Embark on an exciting journey into 3D computer vision, where you'll learn to transform 2D images into fascinating 3D point clouds. This Build Project is designed to introduce you to the world of 3D vision, regardless of your programming background. Over eight interactive workshops, you'll construct a 3D vision pipeline step by step, with all the necessary code structures provided. You'll use Python and Jupyter notebooks, you’ll receive guidance if you're new to these. Each workshop will include prepared code segments where you'll fill in key functions, supported by built-in tests to verify your solutions. You'll explore concepts like camera models, image processing, and stereo vision through hands-on exercises. By the project's end, you'll have contributed to a working 3D reconstruction tool, gaining insights into computer vision, basic Python programming, and 3D data visualization. This project offers a gentle introduction to technologies used in exciting fields like robotics and augmented reality, providing you with a unique learning experience regardless of your starting point.

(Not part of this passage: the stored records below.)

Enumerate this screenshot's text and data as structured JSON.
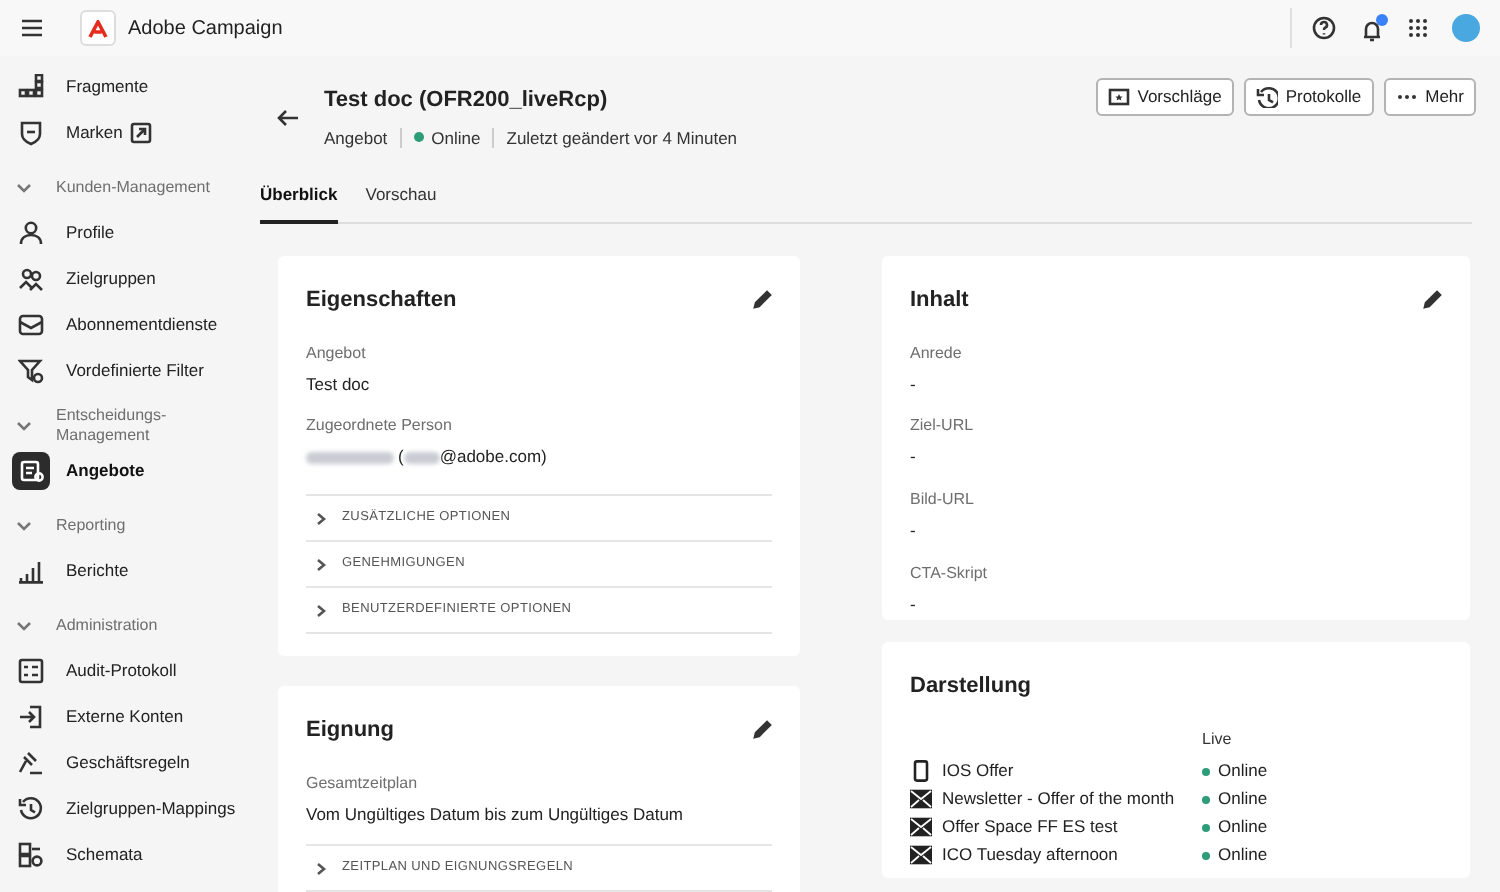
{
  "top_bar": {
    "app_name": "Adobe Campaign",
    "notifications": true
  },
  "sidebar": {
    "items": [
      {
        "kind": "item",
        "label": "Fragmente",
        "selected": false
      },
      {
        "kind": "item",
        "label": "Marken",
        "selected": false
      },
      {
        "kind": "section",
        "label": "Kunden-Management",
        "expanded": true
      },
      {
        "kind": "item",
        "label": "Profile",
        "selected": false
      },
      {
        "kind": "item",
        "label": "Zielgruppen",
        "selected": false
      },
      {
        "kind": "item",
        "label": "Abonnementdienste",
        "selected": false
      },
      {
        "kind": "item",
        "label": "Vordefinierte Filter",
        "selected": false
      },
      {
        "kind": "section",
        "label": "Entscheidungs-Management",
        "expanded": true
      },
      {
        "kind": "item",
        "label": "Angebote",
        "selected": true
      },
      {
        "kind": "section",
        "label": "Reporting",
        "expanded": true
      },
      {
        "kind": "item",
        "label": "Berichte",
        "selected": false
      },
      {
        "kind": "section",
        "label": "Administration",
        "expanded": true
      },
      {
        "kind": "item",
        "label": "Audit-Protokoll",
        "selected": false
      },
      {
        "kind": "item",
        "label": "Externe Konten",
        "selected": false
      },
      {
        "kind": "item",
        "label": "Geschäftsregeln",
        "selected": false
      },
      {
        "kind": "item",
        "label": "Zielgruppen-Mappings",
        "selected": false
      },
      {
        "kind": "item",
        "label": "Schemata",
        "selected": false
      }
    ]
  },
  "header": {
    "title": "Test doc (OFR200_liveRcp)",
    "type": "Angebot",
    "status": "Online",
    "modified": "Zuletzt geändert vor 4 Minuten",
    "buttons": [
      {
        "label": "Vorschläge"
      },
      {
        "label": "Protokolle"
      },
      {
        "label": "Mehr"
      }
    ]
  },
  "tabs": [
    {
      "label": "Überblick",
      "selected": true
    },
    {
      "label": "Vorschau",
      "selected": false
    }
  ],
  "properties_card": {
    "title": "Eigenschaften",
    "fields": [
      {
        "label": "Angebot",
        "value": "Test doc"
      }
    ],
    "assigned_person": {
      "label": "Zugeordnete Person",
      "value_start": "(",
      "value_end": "@adobe.com)"
    },
    "sections": [
      {
        "label": "ZUSÄTZLICHE OPTIONEN",
        "expanded": false
      },
      {
        "label": "GENEHMIGUNGEN",
        "expanded": false
      },
      {
        "label": "BENUTZERDEFINIERTE OPTIONEN",
        "expanded": false
      }
    ]
  },
  "eligibility_card": {
    "title": "Eignung",
    "fields": [
      {
        "label": "Gesamtzeitplan",
        "value": "Vom Ungültiges Datum bis zum Ungültiges Datum"
      }
    ],
    "sections": [
      {
        "label": "ZEITPLAN UND EIGNUNGSREGELN",
        "expanded": false
      }
    ]
  },
  "content_card": {
    "title": "Inhalt",
    "fields": [
      {
        "label": "Anrede",
        "value": "-"
      },
      {
        "label": "Ziel-URL",
        "value": "-"
      },
      {
        "label": "Bild-URL",
        "value": "-"
      },
      {
        "label": "CTA-Skript",
        "value": "-"
      }
    ]
  },
  "representation_card": {
    "title": "Darstellung",
    "column": "Live",
    "rows": [
      {
        "kind": "mobile",
        "name": "IOS Offer",
        "status": "Online"
      },
      {
        "kind": "email",
        "name": "Newsletter - Offer of the month",
        "status": "Online"
      },
      {
        "kind": "email",
        "name": "Offer Space FF ES test",
        "status": "Online"
      },
      {
        "kind": "email",
        "name": "ICO Tuesday afternoon",
        "status": "Online"
      }
    ]
  }
}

Explore the course overview, set up your development environment, and learn how to compile and use Jupyter Book for your project deliverable.
Dive into how cameras work, focusing on the OpenCV pinhole camera model and lens distortion. You'll program a distortion function to see these concepts in action.
Learn about undistortion and image remapping. You'll implement an undistort function and apply it to real images.
Explore how to project 3D points onto 2D images and solve the Perspective-n-Point (PnP) problem. You'll write part of a PnP solver function
Understand how to work with two cameras simultaneously and perform triangulation. You'll implement a triangulation function to reconstruct 3D points.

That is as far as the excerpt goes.